More than 5400 employees have been laid off by tech startups in the past two weeks according to data compiled by Layoffs.fyi. The San Francisco Bay Area alone has more than 2237 employees on the list. As per the same site, in May, the number of startup layoffs was 1360, which is a 64% increase in just a month.
Forbes confirms that this lay-off count over a two-week period is a lot more than any cut in any full month, since January 2021. Citing data from Pitchbook, Forbes says, more than $329 billion was poured into US-based startups last year, double the capital deployed in 2020.
Tomasz Tunguz of early-stage VC firm, Redpoint Ventures, tells Forbes, “No one knows where the market is anymore.” Startups were pushed to grow as fast as they could six months ago, he says, and “Today, I think with more companies than not, we’re being conservative in terms of hiring and burn.”
Speaking to Bloomberg, Bilal Zuberi, partner at the VC firm Lux Capital, justifies job cuts, “The world is falling apart and we need to act accordingly.”
As the war in Ukraine is causing unpredictable macroeconomics upheaval, “A decade-long run of low interest rates that enabled investors to take bigger risks on high-growth startups is over,” says a NY Times write-up.

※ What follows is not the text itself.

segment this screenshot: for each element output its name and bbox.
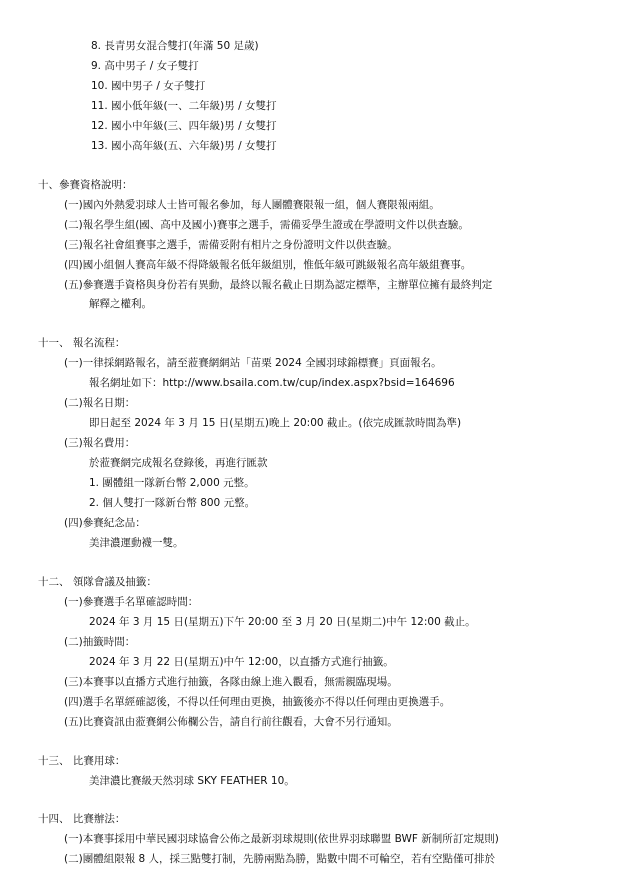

Bill Gurley, a VC investor in Silicon Valley earlier warned startups of “bubbly behavior”, now shares, “The ‘unlearning’ process could be painful, surprising and unsettling to many.”

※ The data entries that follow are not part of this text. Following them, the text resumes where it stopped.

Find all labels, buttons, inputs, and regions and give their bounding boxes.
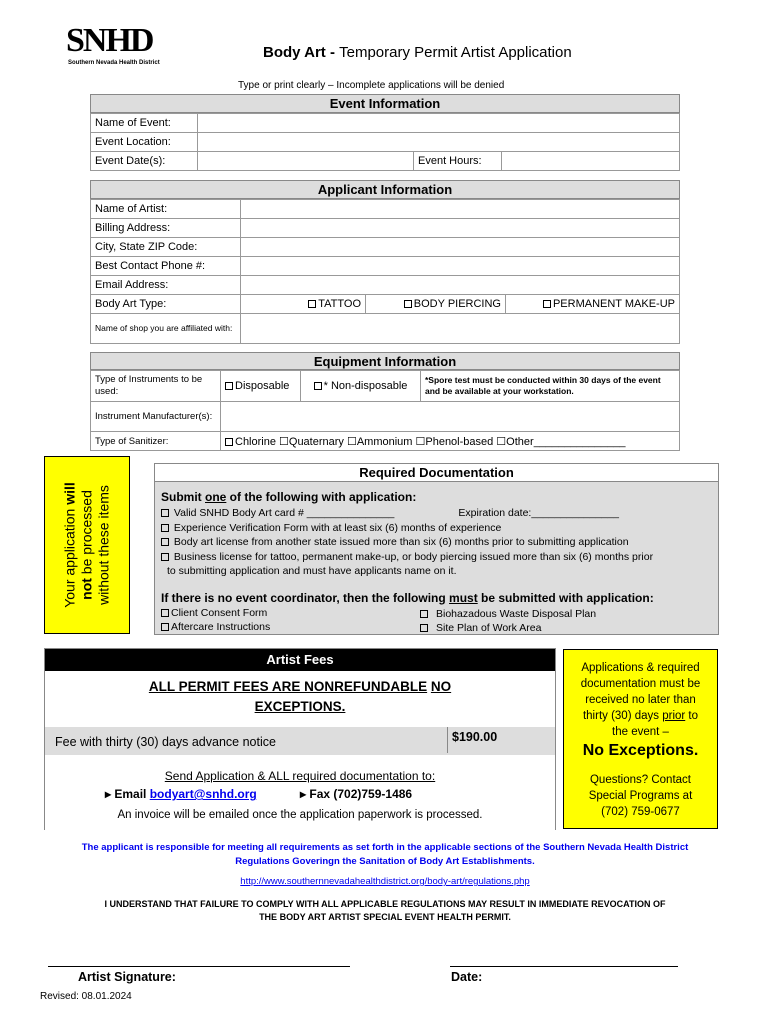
side-notice: Your application will not be processed without these items — [44, 456, 130, 634]
fee-label: Fee with thirty (30) days advance notice — [55, 735, 276, 749]
event-dates-field[interactable] — [198, 152, 414, 171]
billing-address-field[interactable] — [241, 219, 680, 238]
site-plan-checkbox[interactable] — [420, 624, 428, 632]
event-info-table — [90, 113, 680, 171]
business-license-item[interactable]: Business license for tattoo, permanent make-up, or body piercing issued more than six (6) months prior — [161, 550, 653, 565]
revised-date: Revised: 08.01.2024 — [40, 991, 132, 1002]
signature-line[interactable] — [48, 966, 350, 967]
experience-checkbox[interactable] — [161, 524, 169, 532]
manufacturer-field[interactable] — [221, 402, 680, 432]
artist-name-label: Name of Artist: — [91, 200, 241, 219]
event-info-heading: Event Information — [90, 94, 680, 113]
responsibility-statement: The applicant is responsible for meeting all requirements as set forth in the applicable sections of the Southern Nevada Health District Regulations Goveringn the Sanitation of Body Art Establishments. — [81, 842, 689, 867]
experience-form-item[interactable]: Experience Verification Form with at least six (6) months of experience — [161, 521, 653, 536]
piercing-option[interactable]: BODY PIERCING — [366, 295, 506, 314]
event-name-label: Name of Event: — [91, 114, 198, 133]
regulations-link[interactable]: http://www.southernnevadahealthdistrict.org/body-art/regulations.php — [240, 876, 530, 887]
makeup-option[interactable]: PERMANENT MAKE-UP — [506, 295, 680, 314]
email-contact: ▸ Email bodyart@snhd.org — [105, 787, 257, 801]
event-name-field[interactable] — [198, 114, 680, 133]
artist-name-field[interactable] — [241, 200, 680, 219]
page-subtitle: Type or print clearly – Incomplete applications will be denied — [238, 80, 505, 91]
coordinator-instruction: If there is no event coordinator, then the following must be submitted with application: — [161, 591, 654, 605]
no-exceptions: No Exceptions. — [582, 742, 699, 759]
billing-address-label: Billing Address: — [91, 219, 241, 238]
shop-label: Name of shop you are affiliated with: — [91, 314, 241, 344]
artist-fees-heading: Artist Fees — [45, 649, 555, 671]
deadline-notice: Applications & required documentation must be received no later than thirty (30) days prior to the event – No Exceptions. Questions? Contact Special Programs at (702) 759-0677 — [563, 649, 718, 829]
equipment-info-heading: Equipment Information — [90, 352, 680, 370]
non-disposable-checkbox[interactable] — [314, 382, 322, 390]
fee-amount: $190.00 — [447, 727, 557, 753]
snhd-card-item[interactable]: Valid SNHD Body Art card # _______________ Expiration date:_______________ — [161, 506, 653, 521]
event-hours-field[interactable] — [502, 152, 680, 171]
required-docs-section — [154, 463, 719, 635]
date-label: Date: — [451, 970, 483, 984]
email-label: Email Address: — [91, 276, 241, 295]
event-location-label: Event Location: — [91, 133, 198, 152]
aftercare-item[interactable]: Aftercare Instructions — [161, 620, 270, 634]
coordinator-list-left — [161, 606, 270, 634]
manufacturer-label: Instrument Manufacturer(s): — [91, 402, 221, 432]
snhd-card-checkbox[interactable] — [161, 509, 169, 517]
consent-form-item[interactable]: Client Consent Form — [161, 606, 270, 620]
aftercare-checkbox[interactable] — [161, 623, 169, 631]
snhd-logo — [66, 18, 166, 70]
send-instruction: Send Application & ALL required documentation to: — [164, 769, 436, 783]
piercing-checkbox[interactable] — [404, 300, 412, 308]
consent-checkbox[interactable] — [161, 609, 169, 617]
logo-letters: SNHD — [66, 22, 153, 59]
business-license-cont: to submitting application and must have applicants name on it. — [167, 565, 457, 577]
event-hours-label: Event Hours: — [414, 152, 502, 171]
tattoo-option[interactable]: TATTOO — [241, 295, 366, 314]
business-license-checkbox[interactable] — [161, 553, 169, 561]
applicant-info-heading: Applicant Information — [90, 180, 680, 199]
tattoo-checkbox[interactable] — [308, 300, 316, 308]
applicant-info-table — [90, 199, 680, 344]
date-line[interactable] — [450, 966, 678, 967]
sanitizer-options[interactable]: Chlorine ☐Quaternary ☐Ammonium ☐Phenol-based ☐Other_______________ — [221, 432, 680, 451]
submit-one-instruction: Submit one of the following with application: — [161, 490, 417, 504]
email-link[interactable]: bodyart@snhd.org — [149, 787, 257, 801]
understand-statement: I UNDERSTAND THAT FAILURE TO COMPLY WITH ALL APPLICABLE REGULATIONS MAY RESULT IN IMMEDIATE REVOCATION OF THE BODY ART ARTIST SPECIAL EVENT HEALTH PERMIT. — [104, 899, 666, 922]
artist-fees-section — [44, 648, 556, 830]
contact-phone-label: Best Contact Phone #: — [91, 257, 241, 276]
biohazard-item[interactable]: Biohazadous Waste Disposal Plan — [420, 607, 596, 621]
other-state-license-item[interactable]: Body art license from another state issued more than six (6) months prior to submitting application — [161, 535, 653, 550]
invoice-note: An invoice will be emailed once the application paperwork is processed. — [117, 809, 483, 821]
site-plan-item[interactable]: Site Plan of Work Area — [420, 621, 596, 635]
body-art-type-label: Body Art Type: — [91, 295, 241, 314]
nonrefundable-notice: ALL PERMIT FEES ARE NONREFUNDABLE NO EXCEPTIONS. — [45, 671, 555, 727]
non-disposable-option[interactable]: * Non-disposable — [301, 371, 421, 402]
logo-org-name: Southern Nevada Health District — [68, 60, 160, 66]
contact-phone-field[interactable] — [241, 257, 680, 276]
email-field[interactable] — [241, 276, 680, 295]
shop-field[interactable] — [241, 314, 680, 344]
event-location-field[interactable] — [198, 133, 680, 152]
makeup-checkbox[interactable] — [543, 300, 551, 308]
fax-contact: ▸ Fax (702)759-1486 — [300, 787, 413, 801]
disposable-option[interactable]: Disposable — [221, 371, 301, 402]
chlorine-checkbox[interactable] — [225, 438, 233, 446]
biohazard-checkbox[interactable] — [420, 610, 428, 618]
page-title: Body Art - Temporary Permit Artist Application — [263, 44, 572, 61]
disposable-checkbox[interactable] — [225, 382, 233, 390]
signature-label: Artist Signature: — [78, 970, 176, 984]
instruments-label: Type of Instruments to be used: — [91, 371, 221, 402]
event-dates-label: Event Date(s): — [91, 152, 198, 171]
sanitizer-label: Type of Sanitizer: — [91, 432, 221, 451]
required-docs-heading: Required Documentation — [155, 464, 718, 482]
equipment-info-table — [90, 370, 680, 451]
other-state-checkbox[interactable] — [161, 538, 169, 546]
city-state-zip-label: City, State ZIP Code: — [91, 238, 241, 257]
send-to-block — [45, 755, 555, 831]
docs-option-list — [161, 506, 653, 579]
city-state-zip-field[interactable] — [241, 238, 680, 257]
coordinator-list-right — [420, 607, 596, 635]
spore-test-note: *Spore test must be conducted within 30 days of the event and be available at your workstation. — [421, 371, 680, 402]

“Growth at any price is just not enough anymore,” Mathias Schilling, a VC at Headline shares with NYT.
Bitcoin startup Coinbase which went public last year and has approximately 5,000 workers, recently announced 18% lay off of its full-time workforce. Fast Company shares what the CEO (Brian Armstrong) has written in an email to employees, “We appear to be entering a recession after a 10+ year economic boom.”
He writes, “A recession could lead to another crypto winter, and could last for an extended period. While it’s hard to predict the economy or the markets, we always plan for the worst so we can operate the business through any environment.”
Other tech startups like OneTrust, StitchFix, Crypto.com, BlockFi have laid off 25%, 15%, 5%, 20% of the workforce respectively. The cuts are likely to grow as the Crypto market has also seen its biggest drop since March 2020, directing U.S. markets to continue to reach rock bottom.
The major difference between lay-offs in 2022 and 2020 is that many companies laying off people now are already capitalized, and were named Unicorns just last year. Cuts of 2020 could easily be cited to the pandemic that complicated growth plans, whereas, in 2022, cuts are coming right after the companies boasted insane growth just months earlier.
The slowing economy could also have a short to medium-term impact on immigrant-led diversity in the Bay Area, which in turn could affect innovation.
Techcrunch documents how international workers face additional problems when laid off as it puts their visa status in a flux. It reads, “Even as companies put together spreadsheets or resume support, the added volatility could mean talented workers are forced to leave the United States altogether, and pursue a better life somewhere else.”